Donbas savaşı, binlerce kişinin hayatını kaybettiği, cephe hatlarının değişmediği bir siper savaşına dönüştü.
2008 Bükreş Zirvesi’nde Ukrayna ve Gürcistan’a NATO üyelik sözü verilmesi, Kremlin tarafından ‘kırmızı çizginin geçilmesi’ olarak değerlendirildi. Putin’e göre, 2014’teki Ukrayna devrimi, Batı’nın Ukrayna’yı Rusya’dan koparma girişiminin somutlaşmış haliydi.

Topyekun işgal
2021 sonu ve 2022 başında Rusya, Ukrayna sınırı ve Belarus’a 150 binden fazla asker yığdı. Diplomatik söylemde saldırı niyeti reddedilse de 21 Şubat 2022’de Rusya, DPR ve LPR’yi bağımsız devletler olarak tanıdığını ilan etti.
24 Şubat 2022’de ise Putin, bölgeye yönelik “özel askeri operasyon” başlattığını duyurdu. Amaç olarak “Ukrayna’yı askerden arındırmak ve Nazilerden temizlemek” ifadeleri kullanıldı. Ancak uluslararası toplum bu açıklamayı bir bahane olarak değerlendirerek, saldırıyı uluslararası hukuka aykırı bir işgal olarak nitelendirdi.
Rusya’nın ilk hedefi başkent Kiev’i ele geçirmekti, ancak Ukrayna’nın direnişi, bu planı Nisan 2022 itibariyle başarısızlığa uğrattı. Aynı yılın Ağustos ayında, Ukrayna karşı saldırılara başladı ve Harkiv ve Herson bölgelerinde toprak kazandı.
Eylül 2022’de Rusya, Donetsk, Luhansk, Zaporijya ve Herson bölgelerini ilhak ettiğini açıkladı. Ancak referandumlar özgür olmayan koşullarda yapıldığı ve halk iradesini yansıtmadığı gerekçesiyle küresel olarak tanınmadı.

Yaptırım tufanı
Rusya’nın Şubat 2022’de Ukrayna’ya yönelik başlattığı topyekûn işgalin ardından, ABD ve Avrupa Birliği başta olmak üzere birçok Batılı ülke Moskova’ya yönelik kapsamlı ekonomik yaptırımlar uygulamaya başladı.

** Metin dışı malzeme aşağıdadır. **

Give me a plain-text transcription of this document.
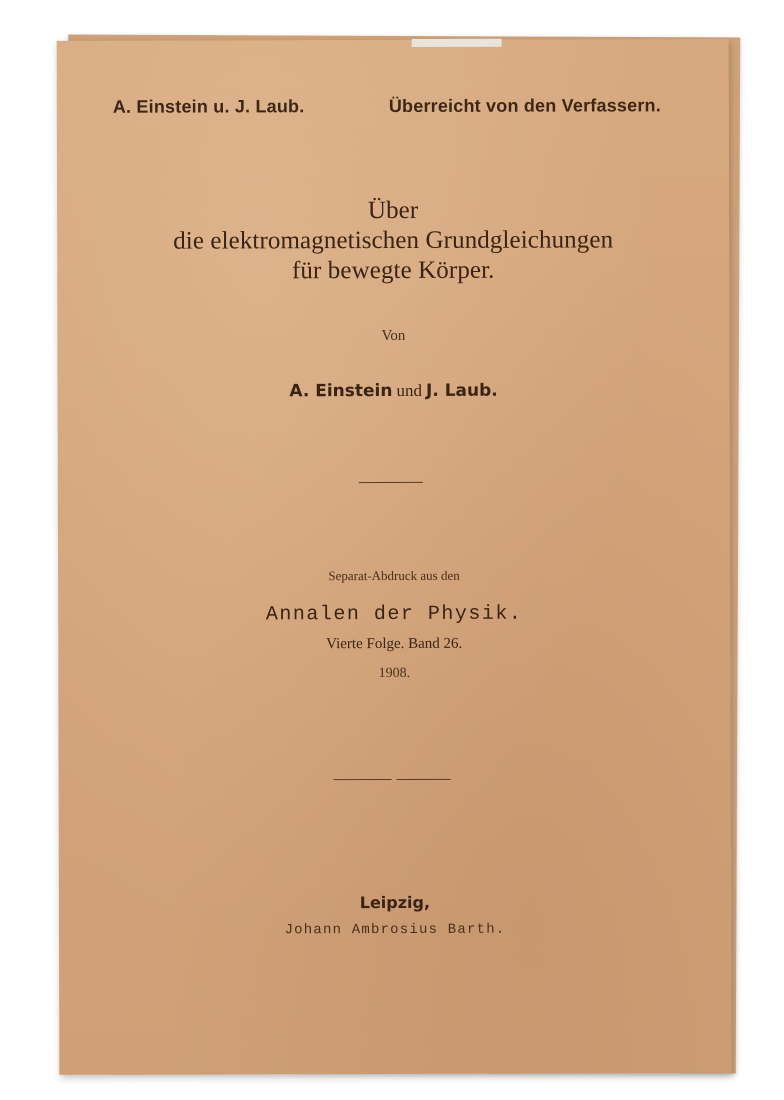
A. Einstein u. J. Laub.	Überreicht von den Verfassern.
Über
die elektromagnetischen Grundgleichungen
für bewegte Körper.
Von
A. Einstein und J. Laub.
Separat-Abdruck aus den
Annalen der Physik.
Vierte Folge. Band 26.
1908.
Leipzig,
Johann Ambrosius Barth.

Finansal sistemden enerji sektörüne, teknoloji ihracatından bireysel varlıkların dondurulmasına kadar uzanan bu yaptırım dalgası, Rusya ekonomisini uluslararası piyasalardan büyük ölçüde izole etti.

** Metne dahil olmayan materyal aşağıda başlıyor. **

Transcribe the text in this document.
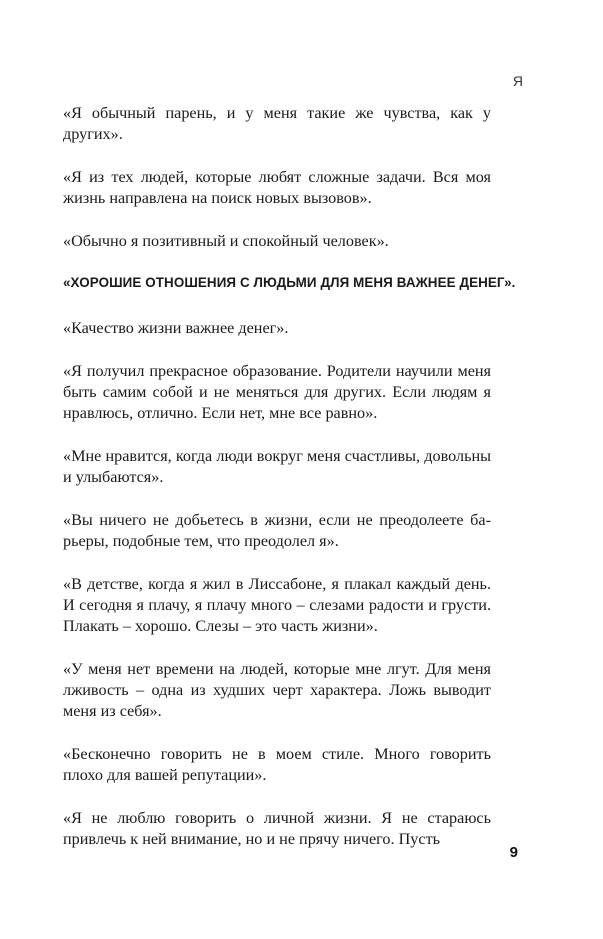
Я

«Я обычный парень, и у меня такие же чувства, как у других».

«Я из тех людей, которые любят сложные задачи. Вся моя жизнь направлена на поиск новых вызовов».

«Обычно я позитивный и спокойный человек».

«ХОРОШИЕ ОТНОШЕНИЯ С ЛЮДЬМИ ДЛЯ МЕНЯ ВАЖНЕЕ ДЕНЕГ».

«Качество жизни важнее денег».

«Я получил прекрасное образование. Родители научили меня быть самим собой и не меняться для других. Если людям я нравлюсь, отлично. Если нет, мне все равно».

«Мне нравится, когда люди вокруг меня счастливы, довольны и улыбаются».

«Вы ничего не добьетесь в жизни, если не преодолеете барьеры, подобные тем, что преодолел я».

«В детстве, когда я жил в Лиссабоне, я плакал каждый день. И сегодня я плачу, я плачу много – слезами радости и грусти. Плакать – хорошо. Слезы – это часть жизни».

«У меня нет времени на людей, которые мне лгут. Для меня лживость – одна из худших черт характера. Ложь выводит меня из себя».

«Бесконечно говорить не в моем стиле. Много говорить плохо для вашей репутации».

«Я не люблю говорить о личной жизни. Я не стараюсь привлечь к ней внимание, но и не прячу ничего. Пусть

9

SWIFT sisteminden bazı büyük Rus bankalarının çıkarılması, Rusya Merkez Bankası rezervlerinin bir bölümüne el konulması ve yüzlerce oligarkın mal varlıklarına el konulması, bu ekonomik ablukanın en dikkat çekici unsurları arasında yer aldı.

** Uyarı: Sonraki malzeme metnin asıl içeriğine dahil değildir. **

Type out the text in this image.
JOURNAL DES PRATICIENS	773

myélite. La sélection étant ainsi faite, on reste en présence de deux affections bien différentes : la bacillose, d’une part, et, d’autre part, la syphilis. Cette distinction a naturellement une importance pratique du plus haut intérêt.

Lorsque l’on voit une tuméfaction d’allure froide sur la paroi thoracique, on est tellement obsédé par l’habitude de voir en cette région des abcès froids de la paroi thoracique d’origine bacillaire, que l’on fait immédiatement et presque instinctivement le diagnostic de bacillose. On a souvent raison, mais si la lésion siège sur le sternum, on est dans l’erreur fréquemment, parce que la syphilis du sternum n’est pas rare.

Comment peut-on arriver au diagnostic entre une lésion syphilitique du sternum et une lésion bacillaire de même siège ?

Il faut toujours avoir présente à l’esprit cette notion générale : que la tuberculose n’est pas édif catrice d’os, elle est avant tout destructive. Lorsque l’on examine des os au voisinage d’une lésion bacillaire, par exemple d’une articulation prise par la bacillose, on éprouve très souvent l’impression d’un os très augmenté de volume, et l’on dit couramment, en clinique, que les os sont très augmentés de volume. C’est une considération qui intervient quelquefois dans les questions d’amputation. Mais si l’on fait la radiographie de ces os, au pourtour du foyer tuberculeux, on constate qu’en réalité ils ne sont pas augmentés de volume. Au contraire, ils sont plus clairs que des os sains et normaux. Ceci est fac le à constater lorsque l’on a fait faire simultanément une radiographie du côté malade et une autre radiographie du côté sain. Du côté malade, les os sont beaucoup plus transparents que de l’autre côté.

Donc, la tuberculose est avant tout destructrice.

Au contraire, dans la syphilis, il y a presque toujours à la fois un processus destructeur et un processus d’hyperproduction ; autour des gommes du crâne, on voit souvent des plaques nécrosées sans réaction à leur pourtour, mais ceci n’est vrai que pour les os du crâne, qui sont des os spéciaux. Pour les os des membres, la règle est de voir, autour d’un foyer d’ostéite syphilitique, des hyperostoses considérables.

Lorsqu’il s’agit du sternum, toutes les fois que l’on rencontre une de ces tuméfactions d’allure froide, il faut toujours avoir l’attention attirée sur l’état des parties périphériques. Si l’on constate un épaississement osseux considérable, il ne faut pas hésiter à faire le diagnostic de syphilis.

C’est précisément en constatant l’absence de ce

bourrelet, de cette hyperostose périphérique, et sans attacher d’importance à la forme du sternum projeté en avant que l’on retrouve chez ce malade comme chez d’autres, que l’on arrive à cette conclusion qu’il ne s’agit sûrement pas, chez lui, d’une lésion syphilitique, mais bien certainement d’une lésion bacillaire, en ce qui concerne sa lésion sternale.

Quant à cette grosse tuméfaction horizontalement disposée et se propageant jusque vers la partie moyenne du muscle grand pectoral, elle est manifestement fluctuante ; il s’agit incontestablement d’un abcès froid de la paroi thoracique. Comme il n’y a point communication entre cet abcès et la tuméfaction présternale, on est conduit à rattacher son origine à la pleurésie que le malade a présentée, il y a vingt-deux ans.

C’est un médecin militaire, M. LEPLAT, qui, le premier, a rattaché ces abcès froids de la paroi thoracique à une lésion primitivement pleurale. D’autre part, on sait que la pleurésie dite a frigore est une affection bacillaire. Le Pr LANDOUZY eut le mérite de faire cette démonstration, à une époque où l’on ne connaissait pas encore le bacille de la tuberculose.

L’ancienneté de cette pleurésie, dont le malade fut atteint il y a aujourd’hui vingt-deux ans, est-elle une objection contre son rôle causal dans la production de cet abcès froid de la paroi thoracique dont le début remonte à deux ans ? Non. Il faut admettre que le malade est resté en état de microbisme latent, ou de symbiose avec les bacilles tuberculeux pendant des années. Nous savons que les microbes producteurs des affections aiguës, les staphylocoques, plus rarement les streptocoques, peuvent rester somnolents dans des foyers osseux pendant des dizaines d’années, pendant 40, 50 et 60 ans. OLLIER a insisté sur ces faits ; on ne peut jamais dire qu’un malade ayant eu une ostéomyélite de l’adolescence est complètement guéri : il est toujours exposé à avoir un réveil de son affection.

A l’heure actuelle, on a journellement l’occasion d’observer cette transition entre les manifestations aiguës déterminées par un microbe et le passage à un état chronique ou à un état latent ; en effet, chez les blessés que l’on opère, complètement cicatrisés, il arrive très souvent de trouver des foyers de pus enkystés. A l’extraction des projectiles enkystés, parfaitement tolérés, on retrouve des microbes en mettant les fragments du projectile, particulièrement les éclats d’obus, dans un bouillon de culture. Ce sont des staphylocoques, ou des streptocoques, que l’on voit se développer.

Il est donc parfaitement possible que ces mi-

Enerji alanında ise Avrupa ülkeleri, yıllardır bağımlı oldukları Rus doğalgazı ve petrolüne alternatif arayışlarına hız verdi. Almanya, Kuzey Akım 2 boru hattını tamamen iptal ederken, birçok Avrupa ülkesi sıvılaştırılmış doğalgaz (LNG) ithalatını artırdı ve yenilenebilir enerji yatırımlarına hız verdi.
Batı’nın bu ekonomik yaptırımları, kısa vadede Rus ekonomisini daraltmakla birlikte, Moskova’nın Çin, Hindistan ve Orta Doğu gibi alternatif ticaret ortaklarına yönelmesini de teşvik etti.
Yaptırımların kalıcı etkisi ise küresel enerji dengeleri, jeopolitik bloklaşmalar ve tedarik zincirleri üzerinde derin izler bırakmaya devam ediyor.
Savaş nasıl çıkmaza girdi?
2023’e gelindiğinde, savaş iki tarafın da küçük kazanımlar elde ettiği bir yıpratma savaşına dönüştü. Her iki taraf da ağır kayıplar verirken, cephe hattı önemli ölçüde değişmedi.
Ağustos 2024’te, Ukrayna’ya bağlı ya da destekli güçler, Rusya’nın Kursk bölgesine sınır ötesi bir operasyon düzenledi. Bu gelişme, savaşın sadece Ukrayna topraklarıyla sınırlı kalmadığını ve yeni boyutlara evrildiğini gösterdi.
Rusya ise, sivillerin yaşadığı şehir ve altyapılara yönelik bombardımanlarını artırdı. BM ve insan hakları kuruluşlarına göre, bu saldırıların pek çoğu askeri gereklilik taşımıyor ve sivil halkın moralini hedef alıyor. Bu tür eylemler, uluslararası insancıl hukuka göre savaş suçu kapsamına giriyor.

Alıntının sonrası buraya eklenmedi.